My ZKP Experiment

This week I had two (unrelated) meetings with people who work with zk-SNARKs, first time I talked to people who actually work with zero-knowledge proofs (zkp) as part of their jobs! I had mixed feelings after the meetings. On the one hand it was so exciting to talk to people who work with zkp in real life, so interesting to hear about their applications; on the other it is a bit intimidating just how much is there to learn in this field but not everything is useful. New frameworks, languages and zkVM popped up within the last five or six years, created mainly to address two issues: (a) time-consuming computation and (b) user un-friendly complex proof-logic. The underlying maths and cryptography used for zero-knowledge are pretty stable. The problem is, with lanugages abstracted further and further away from the proof logic and with the priorities on speed, the cost shifted to security and privacy protection properties. This article gives a very high level but direct comparison of existing zkp lanuages/zkVM based on their “zk’ness”, which could be useful if you don’t know where to start and if privacy is important in your use case.

My first prototype using zkp to tackle carbon emissions claims was written in Circom. The prototype was built for a use case in which a customer of a cloud provider wants to know the carbon emissions based on their usage. The customer’s business run on servers hosted by their cloud providers and they want to know their Scope 3 emissions. Existing systems and methodology for carbon emissions reporting rely on customers either trusting the data from their providers unconditionally or recruiting third party independent auditors to verify the data. With zkp, customers can automate the verification as frequently as needed. The providers do not need to reveal confidential input that goes into the emissions accounting, for example they might not want to reveal their business volume by giving away their total power consumption at any one of their data centres, nor would they want to reveal data related to their electricity suppliers.

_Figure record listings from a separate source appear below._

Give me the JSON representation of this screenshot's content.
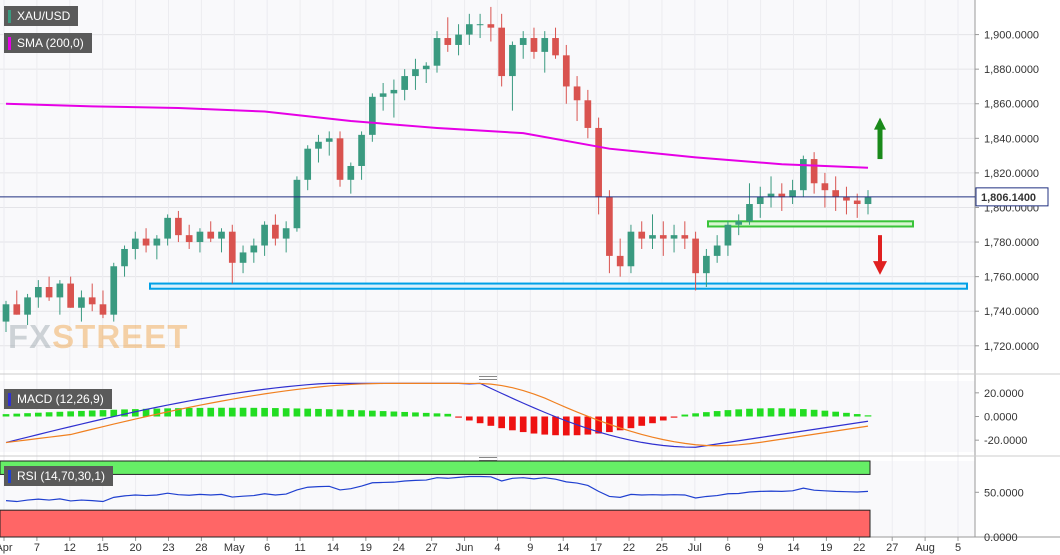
{
  "legend": {
    "symbol": "XAU/USD",
    "sma": "SMA (200,0)",
    "macd": "MACD (12,26,9)",
    "rsi": "RSI (14,70,30,1)"
  },
  "watermark": {
    "fx": "FX",
    "street": "STREET"
  },
  "price_tag": "1,806.1400",
  "colors": {
    "bull": "#3a9a80",
    "bear": "#d9534f",
    "sma": "#e600e6",
    "support": "#00a0e6",
    "resistance_zone": "#39c439",
    "arrow_up": "#1a8a1a",
    "arrow_down": "#e02020",
    "macd_line": "#3030d0",
    "signal_line": "#f08020",
    "hist_pos": "#22dd22",
    "hist_neg": "#ee1111",
    "rsi_line": "#2040d0",
    "overbought": "#66ee66",
    "oversold": "#ff6666"
  },
  "chart_data": {
    "type": "candlestick",
    "price_axis": {
      "ticks": [
        "1,900.0000",
        "1,880.0000",
        "1,860.0000",
        "1,840.0000",
        "1,820.0000",
        "1,800.0000",
        "1,780.0000",
        "1,760.0000",
        "1,740.0000",
        "1,720.0000"
      ],
      "values": [
        1900,
        1880,
        1860,
        1840,
        1820,
        1800,
        1780,
        1760,
        1740,
        1720
      ],
      "range": [
        1706,
        1920
      ]
    },
    "x_ticks": [
      "Apr",
      "7",
      "12",
      "15",
      "20",
      "23",
      "28",
      "May",
      "6",
      "11",
      "14",
      "19",
      "24",
      "27",
      "Jun",
      "4",
      "9",
      "14",
      "17",
      "22",
      "25",
      "Jul",
      "6",
      "9",
      "14",
      "19",
      "22",
      "27",
      "Aug",
      "5"
    ],
    "last_price": 1806.14,
    "candles": [
      [
        1734,
        1746,
        1728,
        1744
      ],
      [
        1744,
        1752,
        1738,
        1738
      ],
      [
        1738,
        1750,
        1732,
        1748
      ],
      [
        1748,
        1758,
        1742,
        1754
      ],
      [
        1754,
        1760,
        1746,
        1748
      ],
      [
        1748,
        1758,
        1738,
        1756
      ],
      [
        1756,
        1760,
        1742,
        1742
      ],
      [
        1742,
        1752,
        1734,
        1748
      ],
      [
        1748,
        1756,
        1740,
        1744
      ],
      [
        1744,
        1752,
        1736,
        1738
      ],
      [
        1738,
        1768,
        1734,
        1766
      ],
      [
        1766,
        1778,
        1760,
        1776
      ],
      [
        1776,
        1786,
        1770,
        1782
      ],
      [
        1782,
        1788,
        1774,
        1778
      ],
      [
        1778,
        1784,
        1770,
        1782
      ],
      [
        1782,
        1796,
        1778,
        1794
      ],
      [
        1794,
        1798,
        1780,
        1784
      ],
      [
        1784,
        1790,
        1776,
        1780
      ],
      [
        1780,
        1788,
        1774,
        1786
      ],
      [
        1786,
        1792,
        1780,
        1782
      ],
      [
        1782,
        1788,
        1774,
        1786
      ],
      [
        1786,
        1790,
        1756,
        1768
      ],
      [
        1768,
        1778,
        1762,
        1774
      ],
      [
        1774,
        1782,
        1768,
        1778
      ],
      [
        1778,
        1792,
        1772,
        1790
      ],
      [
        1790,
        1796,
        1778,
        1782
      ],
      [
        1782,
        1792,
        1774,
        1788
      ],
      [
        1788,
        1818,
        1786,
        1816
      ],
      [
        1816,
        1836,
        1810,
        1834
      ],
      [
        1834,
        1842,
        1826,
        1838
      ],
      [
        1838,
        1844,
        1830,
        1840
      ],
      [
        1840,
        1844,
        1812,
        1816
      ],
      [
        1816,
        1826,
        1808,
        1824
      ],
      [
        1824,
        1844,
        1816,
        1842
      ],
      [
        1842,
        1866,
        1838,
        1864
      ],
      [
        1864,
        1872,
        1856,
        1866
      ],
      [
        1866,
        1874,
        1852,
        1868
      ],
      [
        1868,
        1880,
        1862,
        1876
      ],
      [
        1876,
        1886,
        1868,
        1880
      ],
      [
        1880,
        1884,
        1872,
        1882
      ],
      [
        1882,
        1902,
        1878,
        1898
      ],
      [
        1898,
        1910,
        1890,
        1894
      ],
      [
        1894,
        1906,
        1888,
        1900
      ],
      [
        1900,
        1912,
        1894,
        1906
      ],
      [
        1906,
        1912,
        1898,
        1906
      ],
      [
        1906,
        1916,
        1896,
        1904
      ],
      [
        1904,
        1912,
        1870,
        1876
      ],
      [
        1876,
        1896,
        1856,
        1894
      ],
      [
        1894,
        1902,
        1886,
        1898
      ],
      [
        1898,
        1904,
        1886,
        1890
      ],
      [
        1890,
        1902,
        1878,
        1898
      ],
      [
        1898,
        1904,
        1886,
        1888
      ],
      [
        1888,
        1894,
        1860,
        1870
      ],
      [
        1870,
        1876,
        1850,
        1862
      ],
      [
        1862,
        1868,
        1840,
        1846
      ],
      [
        1846,
        1852,
        1796,
        1806
      ],
      [
        1806,
        1810,
        1762,
        1772
      ],
      [
        1772,
        1782,
        1760,
        1766
      ],
      [
        1766,
        1790,
        1762,
        1786
      ],
      [
        1786,
        1792,
        1776,
        1782
      ],
      [
        1782,
        1796,
        1776,
        1784
      ],
      [
        1784,
        1792,
        1772,
        1782
      ],
      [
        1782,
        1790,
        1774,
        1784
      ],
      [
        1784,
        1792,
        1776,
        1782
      ],
      [
        1782,
        1786,
        1752,
        1762
      ],
      [
        1762,
        1776,
        1754,
        1772
      ],
      [
        1772,
        1784,
        1768,
        1778
      ],
      [
        1778,
        1792,
        1772,
        1790
      ],
      [
        1790,
        1796,
        1784,
        1792
      ],
      [
        1792,
        1814,
        1790,
        1802
      ],
      [
        1802,
        1812,
        1794,
        1806
      ],
      [
        1806,
        1818,
        1800,
        1808
      ],
      [
        1808,
        1814,
        1798,
        1806
      ],
      [
        1806,
        1816,
        1802,
        1810
      ],
      [
        1810,
        1830,
        1806,
        1828
      ],
      [
        1828,
        1832,
        1808,
        1814
      ],
      [
        1814,
        1820,
        1800,
        1810
      ],
      [
        1810,
        1818,
        1798,
        1806
      ],
      [
        1806,
        1812,
        1796,
        1804
      ],
      [
        1804,
        1808,
        1794,
        1802
      ],
      [
        1802,
        1810,
        1796,
        1806
      ]
    ],
    "sma200": [
      [
        0,
        1860
      ],
      [
        0.1,
        1858.5
      ],
      [
        0.2,
        1857.5
      ],
      [
        0.3,
        1855.5
      ],
      [
        0.4,
        1850
      ],
      [
        0.5,
        1846
      ],
      [
        0.6,
        1843
      ],
      [
        0.7,
        1834
      ],
      [
        0.8,
        1829
      ],
      [
        0.9,
        1825
      ],
      [
        1,
        1823
      ]
    ],
    "support_zone": {
      "from": 1753,
      "to": 1756,
      "label": ""
    },
    "resistance_zone": {
      "from": 1789,
      "to": 1792,
      "label": ""
    },
    "macd": {
      "range": [
        -30,
        30
      ],
      "ticks": [
        "20.0000",
        "0.0000",
        "-20.0000"
      ],
      "tick_values": [
        20,
        0,
        -20
      ]
    },
    "rsi": {
      "range": [
        0,
        85
      ],
      "ticks": [
        "50.0000",
        "0.0000"
      ],
      "tick_values": [
        50,
        0
      ],
      "overbought": 70,
      "oversold": 30
    }
  }
}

There is one tricky bit in this prototype - how can we ensure that the customer share of the power consumption is accurate? We could apply the “Completeness Principle” of the GreenHouse Gas Protocol, where all sources of emissions have to be accounted for. So we can assume that the divided power consumption must add up to 100% of the total power consumption. Therefore we could make it a requirements that providers also need to provide a transparency log with encrypted customer data, then we can use homomorphic cryptography to prove that all customer shares in percent add up to a 100. Moreover, if the data on the log is arranged in a Merkle Tree customers can also verify that they are indeed part of this customer base. This is not bulletproof unfortunately, providers can still cheat by adding fake customers to the log. I will provide more information in future blogs about this problem.

Now back to the prove that all customer shares add up to 100, I can use Paillier cyptosystem[1] for this. Given that each customer share is encrypted using Paillier, we can then do homomorphic addtion to prove that they add up to 100 without knowing each individual share, hence protecting the private data. This can be done outside of zkSNARK, but we still need to check that the encrypted share used in the carbon emission calculation is the right one!

To achieve that I added a circuit that can do Paillier encryption on the (private) customer share. In this circuit the encrypted customer share used in the transparency log is checked against the customer share encrypted in the circuit. As it turns out, this encryption is pretty computationally expensive! Paillier’s modulus for the key is made of the square of the product of two prime numbers, and to achieve high security property (at least 128bit security strength) we need the modulus size to be 3072bits. It is a big number and therefore needs to be divided into field elements for the arithmetic operations. The bigger the modulus, the higher the number of constraints generated by the circuit. My laptop cannot complete a run with modulus size bigger than 200bits.

I did some benchmarking and plotted the results to find out the relationship between the various field elements sizes and the number of constraints generated. The results show that with the same key size, the more number of bits packed into each field element the fewer constraints are generated:

Number of constraints generated by various key sizes, broken down in to field elements of various bit sizes

So how do we improve on this? What is the max number of bits can be packed in a single field element? Tune in next blog post!

[1] Paillier, P., 1999, April. Public-key cryptosystems based on composite degree residuosity classes. In International conference on the theory and applications of cryptographic techniques (pp. 223-238). Berlin, Heidelberg: Springer Berlin Heidelberg.